Verarmung im Konsumrausch

Ungarn lebt über seine Verhältnisse, sagt Finanzminister Békesi / Die Zahlen geben ihm recht, doch keiner will seiner Rezeptur folgen  ■ Aus Budapest Keno Verseck

Ungarns Metropole Budapest macht den Eindruck, als sei sie die Haupstadt eines aufstrebenden Landes. Viele neue westliche Limousinen verstopfen Tag für Tag die Straßen. Überall eröffnen immer teurere Boutiquen und Autosalons, Cafés und Pubs verdrängen die letzten altmodischen Konsum- und „Trafik“-Läden, deren Besitzer Zigaretten und billigen Krimskrams verkaufen. Graue Fassaden, hinter denen sich kommunistische Behörden für die Ewigkeit verschanzt hatten, verschwinden, Banken und Versicherungsgesellschaften lassen Bürotürme aus Glas und Stahl errichten.

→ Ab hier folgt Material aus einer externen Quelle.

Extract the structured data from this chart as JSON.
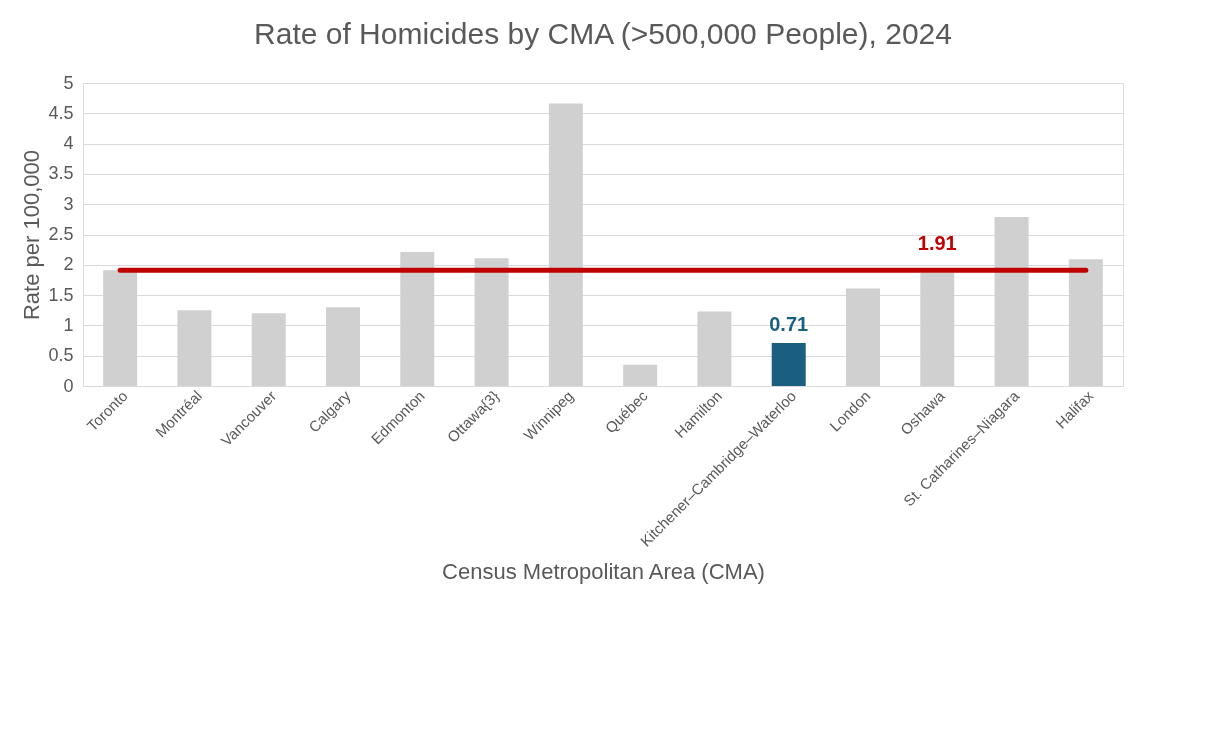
{
  "chart_data": {
    "type": "bar",
    "title": "Rate of Homicides by CMA (>500,000 People), 2024",
    "xlabel": "Census Metropolitan Area (CMA)",
    "ylabel": "Rate per 100,000",
    "categories": [
      "Toronto",
      "Montréal",
      "Vancouver",
      "Calgary",
      "Edmonton",
      "Ottawa{3}",
      "Winnipeg",
      "Québec",
      "Hamilton",
      "Kitchener–Cambridge–Waterloo",
      "London",
      "Oshawa",
      "St. Catharines–Niagara",
      "Halifax"
    ],
    "values": [
      1.91,
      1.25,
      1.2,
      1.3,
      2.21,
      2.11,
      4.66,
      0.35,
      1.23,
      0.71,
      1.61,
      1.87,
      2.79,
      2.09
    ],
    "colors": [
      "#d0d0d0",
      "#d0d0d0",
      "#d0d0d0",
      "#d0d0d0",
      "#d0d0d0",
      "#d0d0d0",
      "#d0d0d0",
      "#d0d0d0",
      "#d0d0d0",
      "#1a5e80",
      "#d0d0d0",
      "#d0d0d0",
      "#d0d0d0",
      "#d0d0d0"
    ],
    "value_labels": [
      null,
      null,
      null,
      null,
      null,
      null,
      null,
      null,
      null,
      "0.71",
      null,
      null,
      null,
      null
    ],
    "ylim": [
      0,
      5
    ],
    "yticks": [
      0,
      0.5,
      1,
      1.5,
      2,
      2.5,
      3,
      3.5,
      4,
      4.5,
      5
    ],
    "grid": "y",
    "ref_lines": [
      {
        "axis": "y",
        "value": 1.91,
        "label": "1.91",
        "color": "#c00000",
        "line_style": "solid"
      }
    ]
  }
}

Die Zeitungen des Landes hingegen vermitteln dem Leser das Gefühl, Ungarn verarme und stehe vor einer wirtschaftlichen Katastrophe. Seit einigen Monaten vermelden sie fast täglich Hiobsbotschaften: „Harte Einschränkungen unvermeidlich“, „Neue Massenentlassungen zu erwarten“, „Nächstes Jahr 150.000 Arbeitslose mehr?“, „Schon wieder Preiserhöhungen“. Die meisten Menschen klagen so sehr angesichts zu erwartender Lasten, daß sich der Beobachter fragt, wer eigentlich die Käufer teurer Kleider und Neuwagen und die zahllosen Kunden gastronomischer Einrichtungen sind.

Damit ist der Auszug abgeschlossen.